Tuesday, October 30, 2018

Cold Civil War

In Defying the Odds, we talk about the social and economic divides that enabled Trump to enter the White House.

Our cold civil w.ar grows hotter by the day. Between now and the election next week, there seems to be no apparent letup of violence in sight. We witnessed the Squirrel Hill massacre, one day after the arrest of accused mail bomber Cesar Sayec, and after two African Americans were shot and killed in Kentucky. The latest tragedy is a deadly school shooting in North Carolina, where the gunman and the deceased were students.
At the same time, Donald Trump appears intent on continuing to shred the social fabric that ties our nation together. Welcome again to the new era where the president as unifier in chief is looking passe. Faced with the dual prospect of Republicans losing the House and expanding their control of the Senate, the president would not skip a beat, falsely claiming that the stock market barely took time off after 9/11, so why should he?

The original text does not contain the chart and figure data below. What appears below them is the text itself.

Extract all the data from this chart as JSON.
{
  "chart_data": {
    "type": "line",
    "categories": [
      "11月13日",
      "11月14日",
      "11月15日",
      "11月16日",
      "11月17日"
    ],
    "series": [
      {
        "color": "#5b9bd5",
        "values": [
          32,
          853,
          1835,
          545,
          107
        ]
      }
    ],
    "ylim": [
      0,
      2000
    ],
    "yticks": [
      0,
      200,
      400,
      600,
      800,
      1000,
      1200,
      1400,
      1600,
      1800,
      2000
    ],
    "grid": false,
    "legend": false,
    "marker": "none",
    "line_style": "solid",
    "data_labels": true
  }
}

On Saturday night, hours after nearly a dozen Americans were slaughtered at worship in Pittsburgh, the president instead opted to appear at a campaign rally. After a perfunctory acknowledgement of what went wrong earlier in the day, it was business as usual. As to be expected, those who stood in the way of his message got verbally strafed. Surely the ghost of Avery Brundage, the former International Olympic Committee president who declared that the games “must go on” in the aftermath of the 1972 Munich massacre, must have been smiling. As for Pepe the frog, his spirit marches on. Wash, rinse, dry, and repeat
Jonathan Swan and Stef W. Knight at Axios:
 President Trump plans to sign an executive order that would remove the right to citizenship for babies of non-citizens and unauthorized immigrants born on U.S. soil, he said yesterday in an exclusive interview for "Axios on HBO," a new four-part documentary news series debuting on HBO this Sunday at 6:30 p.m. ET/PT.
Why it matters: This would be the most dramatic move yet in Trump's hardline immigration campaign, this time targeting "anchor babies" and "chain migration." And it will set off another stand-off with the courts, as Trump’s power to do this through executive action is debatable to say the least.